There are over 200 species of woodpecker, and each has a particular speed and rhythm of drilling, some reaching sixteen blows per second. Every time a wood-pecker brings its head to a halt, the force is equivalent to a thousand times the force of gravity (or 250 times the force an astronaut is subjected to during lift-off). The reason that their heads do not shatter is a sponge-like cartilage cushion that absorbs most of the shock. Also, every time the woodpecker strikes a blow, a muscle pulls the brain-case away from the beak.

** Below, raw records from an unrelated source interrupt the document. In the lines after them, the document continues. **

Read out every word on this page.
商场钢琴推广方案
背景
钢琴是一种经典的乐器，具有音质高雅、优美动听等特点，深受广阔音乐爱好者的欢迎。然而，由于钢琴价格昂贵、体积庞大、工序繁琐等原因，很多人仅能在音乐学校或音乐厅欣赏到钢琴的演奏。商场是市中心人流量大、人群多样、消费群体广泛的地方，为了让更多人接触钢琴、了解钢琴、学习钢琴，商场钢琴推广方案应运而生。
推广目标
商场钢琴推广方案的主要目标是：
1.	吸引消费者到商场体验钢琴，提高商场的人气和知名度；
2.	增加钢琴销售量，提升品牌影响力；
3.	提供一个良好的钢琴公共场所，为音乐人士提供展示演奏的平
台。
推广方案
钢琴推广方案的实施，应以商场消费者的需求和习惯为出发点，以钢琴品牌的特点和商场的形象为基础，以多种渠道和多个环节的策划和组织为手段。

Woodpecker drumming isn't searching for food. It's a species ‘signature' used to communicate and attract mates. Woodpeckers often choose materials where the resonance is high – dead trees, metal drainpipes or wooden eaves. They drum at different rates when insect-hunting or excavating nests. In 1995, a pair of Northern Flickers (
Colaptes auratus
) drilled 200 holes into the foam insulation of the shuttle
Discovery
's external tank, delaying its launch.

Green woodpeckers (
Picus viridis
) are also known as rainbirds – hearing their distinctive ‘laughing' call means rain is on its way. This dates back to an early version of the Genesis story, where the woodpecker refused to help God excavate the rivers and oceans and was punished by being forced to peck wood and drink rain. The bird once had forty English vernacular names including Hewhole, Wudewale and Galley Bird, but the one still used is ‘Yaffle'. Most people assume this refers to its laugh but it actually means ‘to eat greedily'. Which green woodpeckers do, as anyone who's ever seen one attacking an anthill will testify. They can get through 2,000 ants in a single sitting.